Asking for help isn't always an easy thing, but it is the right thing to do.

When ready to get better, most people who have depression should usually go to see a doctor or a counselor about it. By seeing a doctor not only can you get diagnosed as to whether or not you have depression or any other disorder, but you can also get medication for it. Medication isn't always required, but it is an available option.

By talking to a counselor about this you can also let out your thoughts, feelings and emotions. Letting out your thoughts, feelings and emotions is usually something that helps a person a lot. Keeping things bottled up inside usually only eats at you, making you feel worse. If this option is chosen, not only can you let all of your thoughts, feelings and emotions out, but you and your counselor can also work on solutions to your problems.

By trying either of these things one must always remember to be completely honest with whichever professional speak to. They need to know everything in order to help you their full abilities. One must also remember that trying either of these options doesn't promise direct results, but each person who tries either usually starts to feel better within a few weeks.

What if I'm not ready to speak to a doctor or counselor yet?

Not being ready to speak to either is something that a lot of us feel. We sometimes feel scared, lack trust or just don't like talking to a strange person about it. While talking to a professional usually gives out the best results, you can talk to others about it.

Who? Talk to a person who you trust a lot, one who you feel very comfortable around. Whether you speak to a family member, take aside a best friend or even a mutual friend, talking to a person who you have known for quite some time can be a lot more comforting than talking to one who you hardly know.

What if I feel suicidal?

If you feel suicidal you need to reach out for help immediately. Whether you go talk to someone, call a suicide prevention hotline or 911, you need to get a hold of someone who can help you immediately.

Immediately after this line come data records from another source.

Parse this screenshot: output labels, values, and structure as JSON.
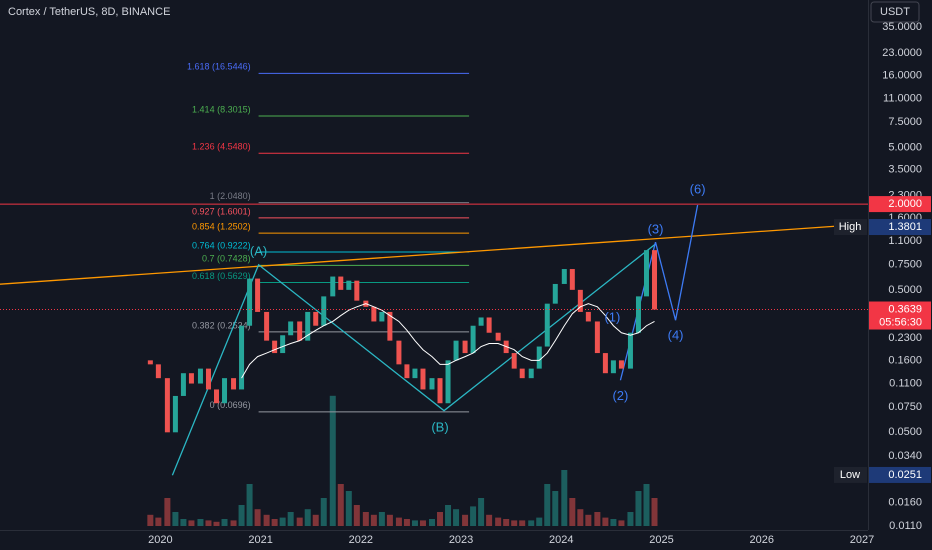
{
  "chart_data": {
    "type": "candlestick",
    "title": "Cortex / TetherUS, 8D, BINANCE",
    "currency": "USDT",
    "log_scale": true,
    "grid": false,
    "up_color": "#26a69a",
    "down_color": "#ef5350",
    "ma_color": "#ffffff",
    "xlim": [
      2018.4,
      2027.06
    ],
    "xticks": [
      2020,
      2021,
      2022,
      2023,
      2024,
      2025,
      2026,
      2027
    ],
    "ylim": [
      0.011,
      35
    ],
    "yticks": [
      {
        "value": 35,
        "label": "35.0000"
      },
      {
        "value": 23,
        "label": "23.0000"
      },
      {
        "value": 16,
        "label": "16.0000"
      },
      {
        "value": 11,
        "label": "11.0000"
      },
      {
        "value": 7.5,
        "label": "7.5000"
      },
      {
        "value": 5,
        "label": "5.0000"
      },
      {
        "value": 3.5,
        "label": "3.5000"
      },
      {
        "value": 2.3,
        "label": "2.3000"
      },
      {
        "value": 1.6,
        "label": "1.6000"
      },
      {
        "value": 1.1,
        "label": "1.1000"
      },
      {
        "value": 0.75,
        "label": "0.7500"
      },
      {
        "value": 0.5,
        "label": "0.5000"
      },
      {
        "value": 0.23,
        "label": "0.2300"
      },
      {
        "value": 0.16,
        "label": "0.1600"
      },
      {
        "value": 0.11,
        "label": "0.1100"
      },
      {
        "value": 0.075,
        "label": "0.0750"
      },
      {
        "value": 0.05,
        "label": "0.0500"
      },
      {
        "value": 0.034,
        "label": "0.0340"
      },
      {
        "value": 0.016,
        "label": "0.0160"
      },
      {
        "value": 0.011,
        "label": "0.0110"
      }
    ],
    "x": [
      2019.9,
      2019.98,
      2020.07,
      2020.15,
      2020.23,
      2020.31,
      2020.4,
      2020.48,
      2020.56,
      2020.64,
      2020.73,
      2020.81,
      2020.89,
      2020.97,
      2021.06,
      2021.14,
      2021.22,
      2021.3,
      2021.39,
      2021.47,
      2021.55,
      2021.63,
      2021.72,
      2021.8,
      2021.88,
      2021.96,
      2022.05,
      2022.13,
      2022.21,
      2022.29,
      2022.38,
      2022.46,
      2022.54,
      2022.62,
      2022.71,
      2022.79,
      2022.87,
      2022.95,
      2023.04,
      2023.12,
      2023.2,
      2023.28,
      2023.37,
      2023.45,
      2023.53,
      2023.61,
      2023.7,
      2023.78,
      2023.86,
      2023.94,
      2024.03,
      2024.11,
      2024.19,
      2024.27,
      2024.36,
      2024.44,
      2024.52,
      2024.6,
      2024.69,
      2024.77,
      2024.85,
      2024.93
    ],
    "open": [
      0.16,
      0.15,
      0.12,
      0.05,
      0.09,
      0.13,
      0.11,
      0.14,
      0.1,
      0.08,
      0.12,
      0.1,
      0.28,
      0.6,
      0.35,
      0.22,
      0.18,
      0.24,
      0.3,
      0.22,
      0.35,
      0.28,
      0.45,
      0.62,
      0.5,
      0.58,
      0.42,
      0.38,
      0.3,
      0.35,
      0.22,
      0.15,
      0.12,
      0.14,
      0.1,
      0.12,
      0.08,
      0.16,
      0.22,
      0.18,
      0.28,
      0.32,
      0.25,
      0.22,
      0.18,
      0.14,
      0.12,
      0.14,
      0.2,
      0.4,
      0.55,
      0.7,
      0.5,
      0.35,
      0.3,
      0.18,
      0.13,
      0.16,
      0.14,
      0.25,
      0.45,
      0.95
    ],
    "high": {
      "text": "High",
      "value": 1.3801
    },
    "low": {
      "text": "Low",
      "value": 0.0251
    },
    "close": [
      0.15,
      0.12,
      0.05,
      0.09,
      0.13,
      0.11,
      0.14,
      0.1,
      0.08,
      0.12,
      0.1,
      0.28,
      0.6,
      0.35,
      0.22,
      0.18,
      0.24,
      0.3,
      0.22,
      0.35,
      0.28,
      0.45,
      0.62,
      0.5,
      0.58,
      0.42,
      0.38,
      0.3,
      0.35,
      0.22,
      0.15,
      0.12,
      0.14,
      0.1,
      0.12,
      0.08,
      0.16,
      0.22,
      0.18,
      0.28,
      0.32,
      0.25,
      0.22,
      0.18,
      0.14,
      0.12,
      0.14,
      0.2,
      0.4,
      0.55,
      0.7,
      0.5,
      0.35,
      0.3,
      0.18,
      0.13,
      0.16,
      0.14,
      0.25,
      0.45,
      0.95,
      0.3639
    ],
    "volume": [
      8,
      6,
      20,
      10,
      5,
      4,
      5,
      4,
      3,
      5,
      4,
      15,
      30,
      12,
      8,
      5,
      6,
      10,
      6,
      12,
      8,
      20,
      93,
      30,
      25,
      15,
      10,
      8,
      10,
      8,
      6,
      5,
      4,
      4,
      5,
      10,
      15,
      12,
      8,
      14,
      20,
      8,
      6,
      5,
      4,
      4,
      4,
      6,
      30,
      25,
      40,
      20,
      12,
      8,
      10,
      6,
      5,
      4,
      10,
      25,
      30,
      20
    ],
    "vlim": [
      0,
      100
    ],
    "ma": [
      null,
      null,
      null,
      null,
      null,
      null,
      null,
      null,
      null,
      null,
      null,
      0.12,
      0.15,
      0.17,
      0.18,
      0.19,
      0.2,
      0.21,
      0.22,
      0.24,
      0.26,
      0.28,
      0.3,
      0.33,
      0.36,
      0.38,
      0.4,
      0.38,
      0.36,
      0.33,
      0.3,
      0.26,
      0.22,
      0.19,
      0.17,
      0.15,
      0.15,
      0.16,
      0.17,
      0.18,
      0.2,
      0.21,
      0.21,
      0.2,
      0.19,
      0.17,
      0.16,
      0.16,
      0.18,
      0.22,
      0.28,
      0.34,
      0.38,
      0.4,
      0.38,
      0.33,
      0.28,
      0.25,
      0.24,
      0.25,
      0.28,
      0.3
    ],
    "fib_x": [
      2020.98,
      2023.08
    ],
    "fib_levels": [
      {
        "value": 16.5446,
        "label": "1.618 (16.5446)",
        "color": "#4a6cf7"
      },
      {
        "value": 8.3015,
        "label": "1.414 (8.3015)",
        "color": "#4caf50"
      },
      {
        "value": 4.548,
        "label": "1.236 (4.5480)",
        "color": "#f23645"
      },
      {
        "value": 2.048,
        "label": "1 (2.0480)",
        "color": "#787b86"
      },
      {
        "value": 1.6001,
        "label": "0.927 (1.6001)",
        "color": "#f7525f"
      },
      {
        "value": 1.2502,
        "label": "0.854 (1.2502)",
        "color": "#ff9800"
      },
      {
        "value": 0.9222,
        "label": "0.764 (0.9222)",
        "color": "#00bcd4"
      },
      {
        "value": 0.7428,
        "label": "0.7 (0.7428)",
        "color": "#4caf50"
      },
      {
        "value": 0.5629,
        "label": "0.618 (0.5629)",
        "color": "#089981"
      },
      {
        "value": 0.2534,
        "label": "0.382 (0.2534)",
        "color": "#9598a1"
      },
      {
        "value": 0.0696,
        "label": "0 (0.0696)",
        "color": "#9598a1"
      }
    ],
    "drawings": [
      {
        "color": "#ff9800",
        "x": [
          2018.4,
          2026.75
        ],
        "y": [
          0.548,
          1.4
        ]
      },
      {
        "color": "#2bb7c4",
        "x": [
          2020.12,
          2020.98,
          2022.83,
          2024.94
        ],
        "y": [
          0.025,
          0.75,
          0.071,
          1.05
        ]
      },
      {
        "color": "#3d7bf5",
        "x": [
          2024.59,
          2024.94,
          2025.14,
          2025.36
        ],
        "y": [
          0.116,
          1.08,
          0.306,
          1.97
        ]
      }
    ],
    "annotations": [
      {
        "text": "(A)",
        "x": 2020.98,
        "y": 0.92,
        "color": "#2bb7c4"
      },
      {
        "text": "(B)",
        "x": 2022.79,
        "y": 0.0535,
        "color": "#2bb7c4"
      },
      {
        "text": "(1)",
        "x": 2024.51,
        "y": 0.316,
        "color": "#3d7bf5"
      },
      {
        "text": "(2)",
        "x": 2024.59,
        "y": 0.089,
        "color": "#3d7bf5"
      },
      {
        "text": "(3)",
        "x": 2024.94,
        "y": 1.31,
        "color": "#3d7bf5"
      },
      {
        "text": "(4)",
        "x": 2025.14,
        "y": 0.237,
        "color": "#3d7bf5"
      },
      {
        "text": "(6)",
        "x": 2025.36,
        "y": 2.5,
        "color": "#3d7bf5"
      }
    ],
    "price_line": {
      "value": 2,
      "label": "2.0000",
      "color": "#f23645"
    },
    "last_price": {
      "value": 0.3639,
      "countdown": "05:56:30",
      "color": "#f23645"
    }
  }
}
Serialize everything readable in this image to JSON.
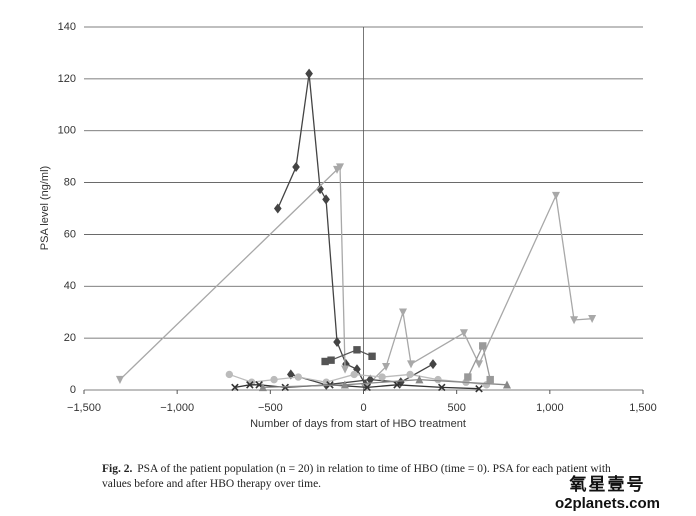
{
  "chart_data": {
    "type": "line",
    "x_label": "Number of days from start of HBO treatment",
    "y_label": "PSA level (ng/ml)",
    "xlim": [
      -1500,
      1500
    ],
    "xticks": [
      {
        "value": -1500,
        "label": "−1,500"
      },
      {
        "value": -1000,
        "label": "−1,000"
      },
      {
        "value": -500,
        "label": "−500"
      },
      0,
      500,
      {
        "value": 1000,
        "label": "1,000"
      },
      {
        "value": 1500,
        "label": "1,500"
      }
    ],
    "ylim": [
      0,
      140
    ],
    "yticks": [
      0,
      20,
      40,
      60,
      80,
      100,
      120,
      140
    ],
    "grid": true,
    "series": [
      {
        "color": "#444444",
        "marker": "diamond",
        "x": [
          -460,
          -362,
          -292,
          -233,
          -201,
          -142,
          -94,
          -35,
          10
        ],
        "values": [
          70,
          86,
          122,
          77.5,
          73.5,
          18.5,
          10,
          8,
          2
        ]
      },
      {
        "color": "#a8a8a8",
        "marker": "triangle-down",
        "x": [
          -1307,
          -142,
          -126,
          -99
        ],
        "values": [
          4,
          85,
          86,
          8
        ]
      },
      {
        "color": "#a8a8a8",
        "marker": "triangle-down",
        "x": [
          10,
          121,
          212,
          255,
          539,
          620,
          1033,
          1130,
          1227
        ],
        "values": [
          1,
          9,
          30,
          10,
          22,
          10,
          75,
          27,
          27.5
        ]
      },
      {
        "color": "#555555",
        "marker": "square",
        "x": [
          -206,
          -174,
          -35,
          46
        ],
        "values": [
          11,
          11.5,
          15.5,
          13
        ]
      },
      {
        "color": "#444444",
        "marker": "diamond",
        "x": [
          -390,
          -200,
          36,
          200,
          373
        ],
        "values": [
          6,
          2,
          4,
          3,
          10
        ]
      },
      {
        "color": "#bbbbbb",
        "marker": "circle",
        "x": [
          -720,
          -600,
          -480,
          -350,
          -200,
          -50,
          100,
          250,
          400,
          550,
          660
        ],
        "values": [
          6,
          3,
          4,
          5,
          3,
          6,
          5,
          6,
          4,
          3,
          2
        ]
      },
      {
        "color": "#333333",
        "marker": "x",
        "x": [
          -690,
          -610,
          -560,
          -420,
          -180,
          20,
          180,
          420,
          620
        ],
        "values": [
          1,
          2,
          2,
          1,
          2,
          1,
          2,
          1,
          0.5
        ]
      },
      {
        "color": "#888888",
        "marker": "triangle",
        "x": [
          -540,
          -100,
          300,
          770
        ],
        "values": [
          1,
          2,
          4,
          2
        ]
      },
      {
        "color": "#999999",
        "marker": "square",
        "x": [
          560,
          640,
          680
        ],
        "values": [
          5,
          17,
          4
        ]
      }
    ]
  },
  "caption": {
    "label": "Fig. 2.",
    "text": "PSA of the patient population (n = 20) in relation to time of HBO (time = 0). PSA for each patient with values before and after HBO therapy over time."
  },
  "watermark": {
    "name": "氧星壹号",
    "url": "o2planets.com"
  }
}
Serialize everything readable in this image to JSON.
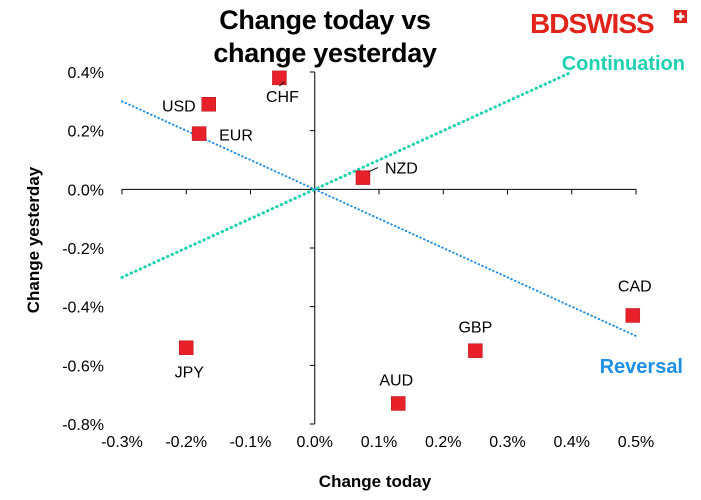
{
  "title_line1": "Change today vs",
  "title_line2": "change yesterday",
  "logo": {
    "text": "BDSWISS",
    "color": "#E2231A"
  },
  "annotations": {
    "continuation": "Continuation",
    "reversal": "Reversal"
  },
  "colors": {
    "continuation_line": "#1ED1B0",
    "reversal_line": "#1E8FE6",
    "marker": "#E8202A",
    "axis": "#000000"
  },
  "chart_data": {
    "type": "scatter",
    "xlabel": "Change today",
    "ylabel": "Change yesterday",
    "xlim": [
      -0.3,
      0.5
    ],
    "ylim": [
      -0.8,
      0.4
    ],
    "x_ticks": [
      -0.3,
      -0.2,
      -0.1,
      0.0,
      0.1,
      0.2,
      0.3,
      0.4,
      0.5
    ],
    "y_ticks": [
      0.4,
      0.2,
      0.0,
      -0.2,
      -0.4,
      -0.6,
      -0.8
    ],
    "x_tick_labels": [
      "-0.3%",
      "-0.2%",
      "-0.1%",
      "0.0%",
      "0.1%",
      "0.2%",
      "0.3%",
      "0.4%",
      "0.5%"
    ],
    "y_tick_labels": [
      "0.4%",
      "0.2%",
      "0.0%",
      "-0.2%",
      "-0.4%",
      "-0.6%",
      "-0.8%"
    ],
    "grid": false,
    "points": [
      {
        "label": "USD",
        "x": -0.165,
        "y": 0.29
      },
      {
        "label": "EUR",
        "x": -0.18,
        "y": 0.19
      },
      {
        "label": "CHF",
        "x": -0.055,
        "y": 0.38
      },
      {
        "label": "NZD",
        "x": 0.075,
        "y": 0.04
      },
      {
        "label": "JPY",
        "x": -0.2,
        "y": -0.54
      },
      {
        "label": "AUD",
        "x": 0.13,
        "y": -0.73
      },
      {
        "label": "GBP",
        "x": 0.25,
        "y": -0.55
      },
      {
        "label": "CAD",
        "x": 0.495,
        "y": -0.43
      }
    ],
    "trend_lines": [
      {
        "name": "Continuation",
        "from": [
          -0.3,
          -0.3
        ],
        "to": [
          0.4,
          0.4
        ]
      },
      {
        "name": "Reversal",
        "from": [
          -0.3,
          0.3
        ],
        "to": [
          0.5,
          -0.5
        ]
      }
    ]
  }
}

If you can't get to a phone, please take some time to think about it. When feeling suicidal you may feel so much emotional pain that you will fail to remember that there is a way you can get through whatever it is that is hurting you, that you can get help and that people do care about you. Think about why you feel this way, what positive way you can try to handle it and what you have around you. Remember that suicide and the affect of it is permanent, these feelings may not be. As hard as it may be, try to hang on tightly until you can get help for this.

Suicide hotlines

Australia -
Kids Help Line: 1800 55 1800 (24 hour, toll free)

UK -
Child Line UK: 0800 1111 (24 hour, toll free)
Samaritans, UK: 08457 90 90 90
Samaritans, Ireland: 1850 60 90 90

Canada -
Kids Help Phone: 1 800 668 6868 (24 hour, toll free)

1 800 SUICIDE (24 hour, toll free)

If you can't find any suicide hotlines in your area, try looking in the front your phone book. Look for keywords such as: suicide prevention, crisis intervention, hotlines - crisis or suicide. If you still can't find anything, dial 911 and tell the operator that you're in danger of committing suicide.



Last edited by Mel; April 4th 2010 at 08:08 AM.